O mesmo raciocínio se aplica ao Paulinho, do Palmeiras. O jogador está há muitos meses sem atuar e sem ritmo de jogo. O Palmeiras já tentou recuperá-lo para o Mundial de Clubes e viu a recuperação se arrastar, comprometendo grande parte da temporada. Arriscar novamente em uma final de Libertadores poderia comprometer ainda mais sua recuperação e seu futuro no clube.
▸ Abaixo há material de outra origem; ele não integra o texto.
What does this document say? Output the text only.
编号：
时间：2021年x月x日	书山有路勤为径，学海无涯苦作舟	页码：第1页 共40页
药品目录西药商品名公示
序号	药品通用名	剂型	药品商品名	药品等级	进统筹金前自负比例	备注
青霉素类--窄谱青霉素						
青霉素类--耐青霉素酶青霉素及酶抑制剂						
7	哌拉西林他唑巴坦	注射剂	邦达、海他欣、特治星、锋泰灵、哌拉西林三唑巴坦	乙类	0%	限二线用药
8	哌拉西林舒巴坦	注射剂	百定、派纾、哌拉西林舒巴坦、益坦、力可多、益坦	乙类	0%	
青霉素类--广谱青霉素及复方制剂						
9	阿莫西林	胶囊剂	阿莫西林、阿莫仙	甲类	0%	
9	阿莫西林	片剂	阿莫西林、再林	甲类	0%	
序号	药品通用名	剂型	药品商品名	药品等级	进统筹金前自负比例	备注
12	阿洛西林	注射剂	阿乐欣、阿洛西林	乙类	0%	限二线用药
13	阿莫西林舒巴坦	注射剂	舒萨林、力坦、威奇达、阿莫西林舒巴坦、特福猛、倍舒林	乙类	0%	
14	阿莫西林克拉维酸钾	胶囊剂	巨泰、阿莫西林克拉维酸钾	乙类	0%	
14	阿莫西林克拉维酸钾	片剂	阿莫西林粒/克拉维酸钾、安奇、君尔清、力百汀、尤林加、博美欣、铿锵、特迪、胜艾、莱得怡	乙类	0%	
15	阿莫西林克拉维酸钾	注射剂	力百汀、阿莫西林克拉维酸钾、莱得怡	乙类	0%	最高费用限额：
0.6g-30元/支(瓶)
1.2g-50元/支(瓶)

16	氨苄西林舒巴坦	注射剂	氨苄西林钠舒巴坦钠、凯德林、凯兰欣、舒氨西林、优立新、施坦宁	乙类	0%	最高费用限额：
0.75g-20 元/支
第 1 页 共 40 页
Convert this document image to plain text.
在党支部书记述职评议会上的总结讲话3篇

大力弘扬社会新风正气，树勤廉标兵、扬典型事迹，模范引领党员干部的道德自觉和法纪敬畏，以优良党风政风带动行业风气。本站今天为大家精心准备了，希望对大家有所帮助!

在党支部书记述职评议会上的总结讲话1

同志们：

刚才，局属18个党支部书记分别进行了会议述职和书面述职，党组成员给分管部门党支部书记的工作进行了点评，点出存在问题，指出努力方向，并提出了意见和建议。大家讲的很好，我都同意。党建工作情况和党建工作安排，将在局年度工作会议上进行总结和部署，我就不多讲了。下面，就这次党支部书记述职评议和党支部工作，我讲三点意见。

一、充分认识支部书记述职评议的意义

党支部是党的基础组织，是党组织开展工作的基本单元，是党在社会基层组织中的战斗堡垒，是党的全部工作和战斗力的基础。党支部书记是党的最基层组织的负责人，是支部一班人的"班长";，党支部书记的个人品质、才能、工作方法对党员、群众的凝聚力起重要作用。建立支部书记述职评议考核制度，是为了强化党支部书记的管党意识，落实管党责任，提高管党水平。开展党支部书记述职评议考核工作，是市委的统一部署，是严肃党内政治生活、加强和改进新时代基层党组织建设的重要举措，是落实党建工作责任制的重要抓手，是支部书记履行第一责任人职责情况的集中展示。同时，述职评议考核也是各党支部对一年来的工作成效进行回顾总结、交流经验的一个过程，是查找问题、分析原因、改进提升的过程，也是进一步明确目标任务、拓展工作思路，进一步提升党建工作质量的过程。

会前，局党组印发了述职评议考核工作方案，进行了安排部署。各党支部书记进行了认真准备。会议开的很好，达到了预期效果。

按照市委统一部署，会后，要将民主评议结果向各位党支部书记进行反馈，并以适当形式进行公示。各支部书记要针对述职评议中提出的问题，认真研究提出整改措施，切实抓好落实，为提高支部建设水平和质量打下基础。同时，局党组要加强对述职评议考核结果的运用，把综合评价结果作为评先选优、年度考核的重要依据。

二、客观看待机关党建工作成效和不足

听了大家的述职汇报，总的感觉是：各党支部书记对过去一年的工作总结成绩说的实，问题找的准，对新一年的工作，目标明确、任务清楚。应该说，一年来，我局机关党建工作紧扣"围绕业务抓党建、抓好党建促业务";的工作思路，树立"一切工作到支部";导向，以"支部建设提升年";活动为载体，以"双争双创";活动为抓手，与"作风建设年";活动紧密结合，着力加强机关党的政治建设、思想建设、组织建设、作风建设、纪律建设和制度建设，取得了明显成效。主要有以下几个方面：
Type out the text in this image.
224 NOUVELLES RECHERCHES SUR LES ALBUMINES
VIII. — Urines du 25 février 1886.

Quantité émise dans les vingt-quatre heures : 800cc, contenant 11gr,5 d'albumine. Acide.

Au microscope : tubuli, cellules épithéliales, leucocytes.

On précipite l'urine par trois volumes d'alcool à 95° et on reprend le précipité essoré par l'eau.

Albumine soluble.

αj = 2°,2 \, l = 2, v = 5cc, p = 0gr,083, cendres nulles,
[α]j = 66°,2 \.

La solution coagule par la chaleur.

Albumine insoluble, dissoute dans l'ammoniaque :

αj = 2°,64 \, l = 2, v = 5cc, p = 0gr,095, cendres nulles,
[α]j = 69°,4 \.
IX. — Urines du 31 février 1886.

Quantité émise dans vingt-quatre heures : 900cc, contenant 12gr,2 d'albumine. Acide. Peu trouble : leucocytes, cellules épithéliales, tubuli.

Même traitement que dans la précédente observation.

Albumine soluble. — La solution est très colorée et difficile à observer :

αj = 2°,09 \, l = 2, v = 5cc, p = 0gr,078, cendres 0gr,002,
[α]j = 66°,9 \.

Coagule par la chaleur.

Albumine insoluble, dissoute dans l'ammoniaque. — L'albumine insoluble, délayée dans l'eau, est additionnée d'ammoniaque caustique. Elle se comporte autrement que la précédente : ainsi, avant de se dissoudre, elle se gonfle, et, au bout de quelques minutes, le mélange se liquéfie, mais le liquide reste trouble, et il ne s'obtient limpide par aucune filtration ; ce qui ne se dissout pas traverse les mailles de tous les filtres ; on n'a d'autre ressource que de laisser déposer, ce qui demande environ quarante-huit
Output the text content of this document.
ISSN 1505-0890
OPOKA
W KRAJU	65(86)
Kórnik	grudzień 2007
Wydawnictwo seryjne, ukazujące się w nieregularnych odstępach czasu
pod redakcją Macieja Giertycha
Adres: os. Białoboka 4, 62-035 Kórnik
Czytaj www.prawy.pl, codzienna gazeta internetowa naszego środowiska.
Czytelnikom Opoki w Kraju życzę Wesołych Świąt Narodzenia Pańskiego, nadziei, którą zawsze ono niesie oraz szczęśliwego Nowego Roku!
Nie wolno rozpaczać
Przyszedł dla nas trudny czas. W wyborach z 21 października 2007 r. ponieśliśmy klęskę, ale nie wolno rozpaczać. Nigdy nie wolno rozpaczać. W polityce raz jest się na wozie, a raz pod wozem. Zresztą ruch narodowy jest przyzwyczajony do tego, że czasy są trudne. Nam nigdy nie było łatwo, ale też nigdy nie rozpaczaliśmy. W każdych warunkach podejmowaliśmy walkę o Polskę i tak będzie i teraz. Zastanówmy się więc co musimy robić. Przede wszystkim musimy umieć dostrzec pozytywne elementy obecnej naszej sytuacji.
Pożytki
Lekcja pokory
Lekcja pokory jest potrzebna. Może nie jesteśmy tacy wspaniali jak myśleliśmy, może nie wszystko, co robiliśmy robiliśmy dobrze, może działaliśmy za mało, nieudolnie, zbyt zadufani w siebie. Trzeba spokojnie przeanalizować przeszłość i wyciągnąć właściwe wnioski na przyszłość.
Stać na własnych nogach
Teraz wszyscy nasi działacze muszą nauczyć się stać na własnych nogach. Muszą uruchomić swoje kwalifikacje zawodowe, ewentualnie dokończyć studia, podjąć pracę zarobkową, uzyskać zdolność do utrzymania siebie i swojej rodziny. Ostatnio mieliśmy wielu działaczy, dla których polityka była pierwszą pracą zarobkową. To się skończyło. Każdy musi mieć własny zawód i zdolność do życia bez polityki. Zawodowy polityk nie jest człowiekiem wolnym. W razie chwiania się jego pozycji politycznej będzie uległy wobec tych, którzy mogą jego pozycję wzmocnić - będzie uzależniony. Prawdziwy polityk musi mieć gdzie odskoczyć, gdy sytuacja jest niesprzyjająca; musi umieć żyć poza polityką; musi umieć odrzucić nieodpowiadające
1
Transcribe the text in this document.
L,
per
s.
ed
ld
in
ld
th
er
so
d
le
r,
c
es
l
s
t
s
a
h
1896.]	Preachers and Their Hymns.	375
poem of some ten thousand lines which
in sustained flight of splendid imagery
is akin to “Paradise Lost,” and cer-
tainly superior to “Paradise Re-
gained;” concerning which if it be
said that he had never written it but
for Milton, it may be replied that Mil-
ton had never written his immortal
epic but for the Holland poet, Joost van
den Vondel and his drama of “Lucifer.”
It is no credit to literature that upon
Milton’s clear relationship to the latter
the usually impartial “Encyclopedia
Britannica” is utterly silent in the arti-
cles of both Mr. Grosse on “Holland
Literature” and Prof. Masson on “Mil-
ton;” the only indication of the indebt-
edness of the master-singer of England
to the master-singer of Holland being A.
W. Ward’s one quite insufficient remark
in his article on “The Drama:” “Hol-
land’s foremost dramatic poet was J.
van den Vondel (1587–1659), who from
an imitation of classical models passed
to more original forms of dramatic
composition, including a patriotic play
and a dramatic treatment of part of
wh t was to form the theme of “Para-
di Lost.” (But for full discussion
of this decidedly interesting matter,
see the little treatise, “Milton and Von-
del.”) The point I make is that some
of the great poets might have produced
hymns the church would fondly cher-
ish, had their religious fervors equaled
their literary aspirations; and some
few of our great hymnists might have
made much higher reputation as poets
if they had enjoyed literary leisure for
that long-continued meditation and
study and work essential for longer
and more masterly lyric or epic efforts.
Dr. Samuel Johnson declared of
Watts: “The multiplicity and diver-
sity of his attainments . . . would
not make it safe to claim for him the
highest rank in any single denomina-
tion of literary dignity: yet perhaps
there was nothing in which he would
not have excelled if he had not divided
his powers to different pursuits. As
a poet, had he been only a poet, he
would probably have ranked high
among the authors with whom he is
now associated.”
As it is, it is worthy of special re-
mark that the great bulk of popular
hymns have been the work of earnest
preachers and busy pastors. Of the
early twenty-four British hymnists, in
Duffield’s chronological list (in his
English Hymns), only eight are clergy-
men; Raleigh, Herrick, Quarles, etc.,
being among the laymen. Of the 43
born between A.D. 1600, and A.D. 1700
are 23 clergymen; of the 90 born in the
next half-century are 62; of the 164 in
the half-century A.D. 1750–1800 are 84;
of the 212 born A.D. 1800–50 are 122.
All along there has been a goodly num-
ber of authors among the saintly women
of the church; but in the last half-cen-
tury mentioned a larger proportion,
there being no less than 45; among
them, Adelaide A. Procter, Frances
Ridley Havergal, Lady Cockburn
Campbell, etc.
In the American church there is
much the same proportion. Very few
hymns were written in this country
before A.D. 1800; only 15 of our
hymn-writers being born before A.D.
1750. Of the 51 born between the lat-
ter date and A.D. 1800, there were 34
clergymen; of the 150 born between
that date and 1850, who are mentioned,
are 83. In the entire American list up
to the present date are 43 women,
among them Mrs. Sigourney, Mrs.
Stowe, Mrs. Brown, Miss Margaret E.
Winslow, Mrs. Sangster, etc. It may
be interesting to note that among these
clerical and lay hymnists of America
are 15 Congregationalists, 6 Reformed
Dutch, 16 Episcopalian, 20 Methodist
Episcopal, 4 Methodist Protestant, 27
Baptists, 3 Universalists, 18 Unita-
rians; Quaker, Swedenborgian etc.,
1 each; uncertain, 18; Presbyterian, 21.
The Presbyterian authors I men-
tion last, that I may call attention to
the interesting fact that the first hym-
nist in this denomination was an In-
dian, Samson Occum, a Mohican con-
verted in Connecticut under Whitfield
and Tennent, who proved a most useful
Ambos os clubes têm opções no elenco, o que torna a aposta em jogadores sem plenas condições ainda mais desnecessária e arriscada. A decisão final dependerá da avaliação das comissões técnicas, mas o cenário atual indica que a prudência prevalecerá.

Em suma, a Final Libertadores Palmeiras Flamengo promete ser um embate tático fascinante. Ambas as equipes possuem pontos fracos bem definidos, que, se bem explorados pelos adversários, podem inclinar a balança para um lado ou para o outro. A precisão nas inversões e a eficácia nas bolas paradas serão, sem dúvida, fatores determinantes neste grande clássico do futebol sul-americano.